October is national bullying prevention month. A time where parents and the community can come together to create more awareness around cyberbullying and help ensure a safer internet for young people.
A Nipomo High school student James Philson has known many students and friends who have suffered from cyberbullying.
“I think cyberbullying is worse because it’s face to face it behind a screen so you can say whatever you want,” said Philson.
It’s the hurtful things a bully can say that sometimes have grave consequences, especially for teenagers.
Philson said he has seen it give fellow students depression and social anxiety.
High school student Leah Miller has also seen what cyberbullying can do to a young person.

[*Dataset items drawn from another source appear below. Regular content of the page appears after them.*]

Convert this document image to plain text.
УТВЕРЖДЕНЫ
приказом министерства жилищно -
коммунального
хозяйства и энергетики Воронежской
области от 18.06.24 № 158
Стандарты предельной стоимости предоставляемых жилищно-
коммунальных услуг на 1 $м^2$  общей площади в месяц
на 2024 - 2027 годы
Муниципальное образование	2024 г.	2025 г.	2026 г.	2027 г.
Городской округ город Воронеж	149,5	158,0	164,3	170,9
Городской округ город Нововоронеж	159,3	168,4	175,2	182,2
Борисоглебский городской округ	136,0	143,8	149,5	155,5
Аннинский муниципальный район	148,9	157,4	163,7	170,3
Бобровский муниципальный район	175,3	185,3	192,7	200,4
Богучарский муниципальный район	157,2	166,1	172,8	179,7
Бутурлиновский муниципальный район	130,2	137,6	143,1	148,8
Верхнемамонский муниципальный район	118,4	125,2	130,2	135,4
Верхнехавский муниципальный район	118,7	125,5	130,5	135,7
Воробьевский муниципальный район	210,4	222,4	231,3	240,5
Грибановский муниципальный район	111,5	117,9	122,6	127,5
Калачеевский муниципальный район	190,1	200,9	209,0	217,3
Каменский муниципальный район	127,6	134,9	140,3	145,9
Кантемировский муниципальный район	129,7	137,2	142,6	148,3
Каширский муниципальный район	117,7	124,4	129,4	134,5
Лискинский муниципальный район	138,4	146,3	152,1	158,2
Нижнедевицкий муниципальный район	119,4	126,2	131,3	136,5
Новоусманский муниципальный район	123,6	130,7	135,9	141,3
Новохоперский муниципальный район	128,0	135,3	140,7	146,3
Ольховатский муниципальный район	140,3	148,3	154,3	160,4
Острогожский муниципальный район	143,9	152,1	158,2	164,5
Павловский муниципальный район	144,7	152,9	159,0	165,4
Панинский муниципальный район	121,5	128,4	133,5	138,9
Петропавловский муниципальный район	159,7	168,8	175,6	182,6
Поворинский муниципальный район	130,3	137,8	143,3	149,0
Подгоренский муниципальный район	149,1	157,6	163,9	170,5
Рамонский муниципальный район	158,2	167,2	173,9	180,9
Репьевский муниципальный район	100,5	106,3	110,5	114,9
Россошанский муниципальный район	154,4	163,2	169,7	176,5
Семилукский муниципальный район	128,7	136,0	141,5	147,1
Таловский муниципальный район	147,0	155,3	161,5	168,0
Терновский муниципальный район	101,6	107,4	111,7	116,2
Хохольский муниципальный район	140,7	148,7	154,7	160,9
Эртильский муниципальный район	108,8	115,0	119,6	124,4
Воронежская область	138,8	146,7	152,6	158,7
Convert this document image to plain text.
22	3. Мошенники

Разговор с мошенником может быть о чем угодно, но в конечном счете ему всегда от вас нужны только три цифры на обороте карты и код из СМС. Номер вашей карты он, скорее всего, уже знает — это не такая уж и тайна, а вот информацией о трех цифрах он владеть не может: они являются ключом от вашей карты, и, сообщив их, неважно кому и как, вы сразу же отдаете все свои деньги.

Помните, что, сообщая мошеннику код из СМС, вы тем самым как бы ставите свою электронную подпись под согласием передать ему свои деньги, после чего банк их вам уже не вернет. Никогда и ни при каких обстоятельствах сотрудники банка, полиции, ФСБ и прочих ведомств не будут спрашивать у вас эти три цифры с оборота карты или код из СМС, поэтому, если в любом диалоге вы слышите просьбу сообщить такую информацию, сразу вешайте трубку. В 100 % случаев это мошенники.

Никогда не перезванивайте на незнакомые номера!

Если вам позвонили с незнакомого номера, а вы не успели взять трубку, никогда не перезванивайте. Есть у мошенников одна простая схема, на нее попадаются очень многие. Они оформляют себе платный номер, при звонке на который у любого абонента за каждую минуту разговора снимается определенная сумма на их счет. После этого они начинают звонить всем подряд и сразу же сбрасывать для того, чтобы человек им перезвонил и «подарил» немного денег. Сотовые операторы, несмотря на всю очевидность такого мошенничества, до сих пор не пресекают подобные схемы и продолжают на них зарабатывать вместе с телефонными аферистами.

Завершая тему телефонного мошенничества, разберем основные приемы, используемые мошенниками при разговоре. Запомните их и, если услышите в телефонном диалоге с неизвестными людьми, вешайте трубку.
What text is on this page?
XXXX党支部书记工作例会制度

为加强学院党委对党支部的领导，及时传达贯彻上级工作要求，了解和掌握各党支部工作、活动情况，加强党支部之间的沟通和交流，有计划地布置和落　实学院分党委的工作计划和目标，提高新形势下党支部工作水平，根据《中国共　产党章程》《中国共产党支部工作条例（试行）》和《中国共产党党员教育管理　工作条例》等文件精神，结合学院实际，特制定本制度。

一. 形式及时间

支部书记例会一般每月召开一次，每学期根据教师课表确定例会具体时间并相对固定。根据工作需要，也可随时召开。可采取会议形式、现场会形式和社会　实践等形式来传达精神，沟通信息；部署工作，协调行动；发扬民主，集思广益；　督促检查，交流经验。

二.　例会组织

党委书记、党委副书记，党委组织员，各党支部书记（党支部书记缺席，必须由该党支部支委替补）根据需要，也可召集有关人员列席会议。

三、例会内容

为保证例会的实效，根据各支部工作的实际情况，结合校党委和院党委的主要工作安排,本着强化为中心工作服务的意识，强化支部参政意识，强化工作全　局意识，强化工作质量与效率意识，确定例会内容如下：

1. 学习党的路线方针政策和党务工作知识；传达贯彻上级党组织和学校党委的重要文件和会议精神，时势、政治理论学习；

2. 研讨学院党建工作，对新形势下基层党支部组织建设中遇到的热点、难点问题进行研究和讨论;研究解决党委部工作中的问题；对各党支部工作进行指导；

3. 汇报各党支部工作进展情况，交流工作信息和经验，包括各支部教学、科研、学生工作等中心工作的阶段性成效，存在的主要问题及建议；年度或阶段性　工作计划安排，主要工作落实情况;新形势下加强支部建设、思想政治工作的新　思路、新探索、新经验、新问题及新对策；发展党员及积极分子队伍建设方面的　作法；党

“They think that it doesn’t hurt the other person, they think that it’s only going to hurt the person for that second when they see it, but really it’s going to hurt them for a long time, ” said Miller
And in some cases a long time that could cause teens to feel isolated and depressed. Miller says the person she knew who was cyberbullied felt they had no one to turn to and was surprised how one bully could negatively affect her friend’s life so much.
Local suicide prevention advocates at the family service agency in Lompoc noted they have seen a rise in young people from ages nine to eighteen years old who contemplate or attempt suicide due to cyberbullying. However, parents, like Veronica Ortiz, can help create more awareness by talking to their kids about it.
“I try to teach him not to bully or pay attention to those negative comments,” said Ortiz.
The San Luis Obispo County Sheriff’s office said the biggest problem they see happening with cyberbullying is parents are simply not being aware of what kids are doing on social media and how vulnerable some young people make themselves by sending out personal photos or information on the web. Nick Kimball suggests above all pay attention.
“Parents need to be more aware of what’s going on social media and let their kids know that if something is going on, they need to bring it to an adult,” said Kimball.